NMHED Secretary Stephanie M. Rodriguez

NMHED News:

SANTA FE – The New Mexico Department of Higher Education (NMHED) announced that adult learners pursuing high school equivalency (HSE) credentials no longer have to take subject area tests within three years, making hundreds more mature students eligible to graduate from high school.

As a result of the retroactive policy change, 75 new Mexicans who have already passed the GED® exams required beyond the three-year period will be awarded a high school diploma, with even higher numbers expected for students who passed. HiSET® tests. Administrators of adult education programs plan to contact these students to notify them.

“Adult learners are already balancing so much work to earn their high school equivalency diploma, between work, caring for children and family, and studying to pass their tests,” the NMHED Secretary said. , Stephanie M. Rodriguez. “We value all educational and professional backgrounds, and we also understand that life happens. Governor Michelle Lujan Grisham and our education agency will continue to find ways to break down barriers for new Mexicans.

Previously, students who failed or did not pass all of the required tests within three years had to retake each test. Test fees for the HiSET® or GED®, the two approved high school equivalency tests in New Mexico, can range from $50 to $80 for all required subjects – math, language arts, academics social and science. The tests can take up to eight hours from start to finish and are known to require extensive preparation, which can make it difficult for working New Mexicans to find the time to study and plan test sessions.

“One of the primary goals of adult education in New Mexico is to remove the barriers that keep hard-working adults from wanting to continue their education,” said Director of Adult Education Amber Gallup. Rodriguez of the New Mexico Department of Higher Education. “Whether the barriers relate to internet and device access, transportation and childcare issues, tight finances, or lack of time, we’re doing everything we can to proactively and creatively address them. This change of rule will impact many New Mexicans.

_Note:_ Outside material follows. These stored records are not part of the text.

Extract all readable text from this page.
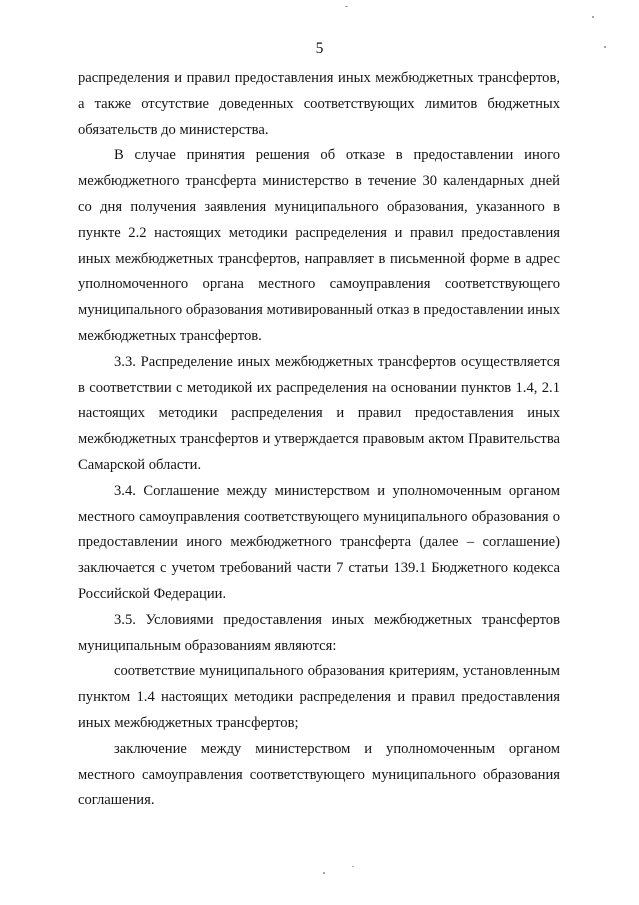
5

распределения и правил предоставления иных межбюджетных трансфертов, а также отсутствие доведенных соответствующих лимитов бюджетных обязательств до министерства.

В случае принятия решения об отказе в предоставлении иного межбюджетного трансферта министерство в течение 30 календарных дней со дня получения заявления муниципального образования, указанного в пункте 2.2 настоящих методики распределения и правил предоставления иных межбюджетных трансфертов, направляет в письменной форме в адрес уполномоченного органа местного самоуправления соответствующего муниципального образования мотивированный отказ в предоставлении иных межбюджетных трансфертов.

3.3. Распределение иных межбюджетных трансфертов осуществляется в соответствии с методикой их распределения на основании пунктов 1.4, 2.1 настоящих методики распределения и правил предоставления иных межбюджетных трансфертов и утверждается правовым актом Правительства Самарской области.

3.4. Соглашение между министерством и уполномоченным органом местного самоуправления соответствующего муниципального образования о предоставлении иного межбюджетного трансферта (далее – соглашение) заключается с учетом требований части 7 статьи 139.1 Бюджетного кодекса Российской Федерации.

3.5. Условиями предоставления иных межбюджетных трансфертов муниципальным образованиям являются:

соответствие муниципального образования критериям, установленным пунктом 1.4 настоящих методики распределения и правил предоставления иных межбюджетных трансфертов;

заключение между министерством и уполномоченным органом местного самоуправления соответствующего муниципального образования соглашения.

“Removing this time limit provides an invaluable benefit to adult education students. With the dramatic increase in rigor that accompanied exams in 2014, students take about 75% longer to pass all subjects. Eliminating time restrictions helps ensure that students can take the time needed to not only pass the test, but to be properly prepared for post-secondary education upon completion. Students will no longer feel the pressure to “just do it”. They can really learn at their own pace,” said Jamie Trujillo, president of the New Mexico Adult Education Association, who is also program director for the Albuquerque Adult Learning Center.

Governor Lujan Grisham and the New Mexico Department of Higher Education are also investing $200,000 this year in test vouchers to further support mature students. Vouchers are available to any New Mexico resident to cover the cost of HiSET® or GED®. More than 800 vouchers were awarded last year. Interested students can complete a request for test vouchers on the agency’s website website.

The state is also investing $160,000 in instructional materials for state-sponsored adult education programs, which provide free test prep, skills instruction, ESL classes and other services. education to adult learners statewide. There are currently 26 partnership programs based at New Mexico colleges and universities, community organizations, and state correctional facilities. Adult education programs served more than 5,000 New Mexicans last year, and 1,873 New Mexicans earned a high school equivalency diploma.

Graduation can lead to a more than 50% increase in wages over ten years, lower unemployment, and lower incarceration rates. Removing barriers to accessing education and obtaining degrees at all levels continues to be a top priority for the Department.